Les fonds européens sont essentiellement perçues en France par les céréaliers, les élevages hors-sol et les grandes exploitations intensives dont le « revenu » peut être parfois alimenté à hauteur de 50 % par une aide européenne.

Après des mois de discussions les conservateurs et les socialistes ont voté en faveur de cette nouvelle PAC. Elle doit être encore approuvée en séance plénière du Parlement européen à Strasbourg au mois de mars. Après avoir été éventuellement modifiée par la Commission de Bruxelles, elle devra être ratifiée par le Conseil des ministres européens qui se prononcera définitivement au mois de juin. Commentaire des socialistes européens: « Ce n’est probablement pas une réforme parfaite mais sans doute la meilleure possible dans une Europe encore largement dominée par des forces conservatrices. »

Aucune aide supplémentaire pour l’agriculture bio ou de proximité

C’est le moins que l’on puisse dire puisque les parlementaires écologistes, minoritaires, n’ont pas réussi à obtenir une modification substantielle du système « qui ne fait qu’entériner, dit José Bové, vice-président de la Commission agricole, « le maintien des avantages acquis » . La proposition de développer la rotation des cultures pour réduire le recours aux pesticides et aux engrais de synthèse et donc limiter la rotation des cultures, a été écartée. Les agriculteurs bio et ceux qui veulent se reconvertir ne bénéficieront d’aucune aide supplémentaire qui pourrait faciliter le développement d’une agriculture de proximité, notamment près des grandes villes.

Les Verts avaient également proposé qu’une grande exploitation ne puisse pas bénéficier d’une aide annuelle de plus de 100 000 euros mais la majorité a décidé de fixer ce maximum à 300 000 euros.
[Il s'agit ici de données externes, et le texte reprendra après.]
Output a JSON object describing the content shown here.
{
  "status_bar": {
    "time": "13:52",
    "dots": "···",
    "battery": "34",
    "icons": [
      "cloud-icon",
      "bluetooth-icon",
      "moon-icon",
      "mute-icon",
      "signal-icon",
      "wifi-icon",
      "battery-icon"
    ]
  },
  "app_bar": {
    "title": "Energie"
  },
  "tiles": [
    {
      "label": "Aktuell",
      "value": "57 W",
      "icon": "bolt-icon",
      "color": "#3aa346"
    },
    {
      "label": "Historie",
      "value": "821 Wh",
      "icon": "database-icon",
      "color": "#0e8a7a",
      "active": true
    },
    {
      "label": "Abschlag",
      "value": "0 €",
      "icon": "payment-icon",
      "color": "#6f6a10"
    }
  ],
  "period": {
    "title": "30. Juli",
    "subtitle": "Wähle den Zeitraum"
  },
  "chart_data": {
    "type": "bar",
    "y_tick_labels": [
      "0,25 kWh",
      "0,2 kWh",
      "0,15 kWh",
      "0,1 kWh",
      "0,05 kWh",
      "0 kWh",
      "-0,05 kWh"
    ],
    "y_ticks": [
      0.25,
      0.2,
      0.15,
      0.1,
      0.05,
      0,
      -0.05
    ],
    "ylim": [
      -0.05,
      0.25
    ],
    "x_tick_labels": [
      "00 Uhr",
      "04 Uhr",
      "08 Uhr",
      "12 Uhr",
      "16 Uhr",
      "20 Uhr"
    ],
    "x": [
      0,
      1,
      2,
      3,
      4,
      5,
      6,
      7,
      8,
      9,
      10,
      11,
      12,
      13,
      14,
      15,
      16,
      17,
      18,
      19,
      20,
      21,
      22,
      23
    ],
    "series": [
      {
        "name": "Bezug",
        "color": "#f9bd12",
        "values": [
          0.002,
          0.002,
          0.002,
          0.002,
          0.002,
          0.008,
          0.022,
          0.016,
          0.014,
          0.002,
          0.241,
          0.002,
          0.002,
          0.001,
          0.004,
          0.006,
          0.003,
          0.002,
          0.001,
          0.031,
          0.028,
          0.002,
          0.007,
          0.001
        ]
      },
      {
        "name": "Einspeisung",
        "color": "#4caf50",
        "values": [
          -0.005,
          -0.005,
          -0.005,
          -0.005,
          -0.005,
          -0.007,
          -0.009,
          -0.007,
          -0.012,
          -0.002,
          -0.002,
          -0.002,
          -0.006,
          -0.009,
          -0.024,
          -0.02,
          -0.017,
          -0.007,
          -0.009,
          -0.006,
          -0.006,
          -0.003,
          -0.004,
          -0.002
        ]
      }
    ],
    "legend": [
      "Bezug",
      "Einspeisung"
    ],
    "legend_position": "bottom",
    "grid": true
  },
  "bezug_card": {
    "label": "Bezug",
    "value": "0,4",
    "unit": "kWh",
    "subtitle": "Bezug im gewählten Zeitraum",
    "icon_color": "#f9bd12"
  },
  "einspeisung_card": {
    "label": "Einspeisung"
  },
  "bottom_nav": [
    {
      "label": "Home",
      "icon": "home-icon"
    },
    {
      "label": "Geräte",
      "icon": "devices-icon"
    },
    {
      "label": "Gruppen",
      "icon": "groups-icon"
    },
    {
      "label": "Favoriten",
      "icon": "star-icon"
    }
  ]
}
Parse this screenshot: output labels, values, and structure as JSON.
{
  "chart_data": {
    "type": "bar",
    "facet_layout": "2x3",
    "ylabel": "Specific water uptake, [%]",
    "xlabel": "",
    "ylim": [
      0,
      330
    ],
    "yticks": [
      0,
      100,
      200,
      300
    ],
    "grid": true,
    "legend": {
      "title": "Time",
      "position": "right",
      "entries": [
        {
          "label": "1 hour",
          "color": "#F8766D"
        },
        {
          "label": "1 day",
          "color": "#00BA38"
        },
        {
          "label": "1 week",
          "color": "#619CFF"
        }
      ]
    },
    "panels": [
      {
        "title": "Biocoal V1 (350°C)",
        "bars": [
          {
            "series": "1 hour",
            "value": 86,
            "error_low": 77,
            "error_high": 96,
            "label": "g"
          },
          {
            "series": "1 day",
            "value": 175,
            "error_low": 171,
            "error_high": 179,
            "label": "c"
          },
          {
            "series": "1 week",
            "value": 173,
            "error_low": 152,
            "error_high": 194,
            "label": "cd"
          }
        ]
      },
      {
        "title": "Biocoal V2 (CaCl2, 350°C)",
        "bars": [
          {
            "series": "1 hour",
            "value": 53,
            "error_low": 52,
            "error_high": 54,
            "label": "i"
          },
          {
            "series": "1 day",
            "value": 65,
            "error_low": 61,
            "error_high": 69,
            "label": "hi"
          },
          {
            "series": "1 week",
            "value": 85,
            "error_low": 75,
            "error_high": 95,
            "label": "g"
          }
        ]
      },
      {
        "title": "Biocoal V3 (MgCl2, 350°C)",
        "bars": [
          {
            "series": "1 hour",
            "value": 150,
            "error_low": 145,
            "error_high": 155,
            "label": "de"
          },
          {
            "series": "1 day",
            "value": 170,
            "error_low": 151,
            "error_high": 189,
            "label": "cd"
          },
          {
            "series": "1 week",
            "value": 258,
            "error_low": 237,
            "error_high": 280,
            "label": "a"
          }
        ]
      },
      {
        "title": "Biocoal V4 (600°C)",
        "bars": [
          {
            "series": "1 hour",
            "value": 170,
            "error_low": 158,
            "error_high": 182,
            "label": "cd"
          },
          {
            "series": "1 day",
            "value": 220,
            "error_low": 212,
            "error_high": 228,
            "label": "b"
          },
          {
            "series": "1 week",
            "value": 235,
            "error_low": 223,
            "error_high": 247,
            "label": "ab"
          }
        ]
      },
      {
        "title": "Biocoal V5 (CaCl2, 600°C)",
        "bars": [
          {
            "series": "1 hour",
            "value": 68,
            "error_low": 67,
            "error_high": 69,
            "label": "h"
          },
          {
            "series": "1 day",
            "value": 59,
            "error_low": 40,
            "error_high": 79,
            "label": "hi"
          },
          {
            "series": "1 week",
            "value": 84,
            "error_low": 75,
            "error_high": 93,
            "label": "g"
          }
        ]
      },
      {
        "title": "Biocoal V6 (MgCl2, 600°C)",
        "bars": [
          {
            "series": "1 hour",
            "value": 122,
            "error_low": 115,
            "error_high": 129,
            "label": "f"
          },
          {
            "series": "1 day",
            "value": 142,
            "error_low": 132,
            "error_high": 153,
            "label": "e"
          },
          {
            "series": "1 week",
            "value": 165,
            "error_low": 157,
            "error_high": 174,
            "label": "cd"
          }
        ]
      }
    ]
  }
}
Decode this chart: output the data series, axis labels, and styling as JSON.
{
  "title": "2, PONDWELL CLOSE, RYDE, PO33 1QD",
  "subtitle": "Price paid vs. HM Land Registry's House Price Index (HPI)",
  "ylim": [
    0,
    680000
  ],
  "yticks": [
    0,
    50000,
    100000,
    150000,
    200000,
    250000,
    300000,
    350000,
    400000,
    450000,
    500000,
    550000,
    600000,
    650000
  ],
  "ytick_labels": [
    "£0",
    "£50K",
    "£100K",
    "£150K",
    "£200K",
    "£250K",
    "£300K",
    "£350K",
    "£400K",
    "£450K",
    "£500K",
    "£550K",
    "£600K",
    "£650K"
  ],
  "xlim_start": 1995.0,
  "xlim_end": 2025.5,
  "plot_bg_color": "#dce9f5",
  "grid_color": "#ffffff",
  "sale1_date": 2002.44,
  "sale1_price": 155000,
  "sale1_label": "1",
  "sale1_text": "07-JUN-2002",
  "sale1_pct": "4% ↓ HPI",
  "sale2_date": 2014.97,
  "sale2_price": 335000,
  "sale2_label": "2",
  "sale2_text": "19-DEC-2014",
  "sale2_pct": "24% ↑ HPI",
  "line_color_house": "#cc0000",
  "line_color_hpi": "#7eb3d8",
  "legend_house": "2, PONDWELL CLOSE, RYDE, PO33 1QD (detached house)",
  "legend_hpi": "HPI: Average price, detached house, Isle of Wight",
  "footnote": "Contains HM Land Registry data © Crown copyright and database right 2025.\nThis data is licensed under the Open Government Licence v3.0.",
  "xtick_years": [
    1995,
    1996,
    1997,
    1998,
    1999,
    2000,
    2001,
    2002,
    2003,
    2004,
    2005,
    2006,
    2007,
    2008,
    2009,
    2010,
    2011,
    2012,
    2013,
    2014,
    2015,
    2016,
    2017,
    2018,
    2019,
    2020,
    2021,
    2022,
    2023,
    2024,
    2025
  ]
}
Or, explique José Bové, « une telle réduction aurait entraîné une économie annuelle de 7 milliards d’euros qui aurait pu servir à aider, en France et ailleurs, la petite agriculture familiale ». Tout comme elle aurait contribué à enfin inciter à une réduction de la pollution des terres et des nappes souterraines avec la diminution de l’épandage des lisiers nitratés et des pesticides promise par le Grenelle de l’Environnement.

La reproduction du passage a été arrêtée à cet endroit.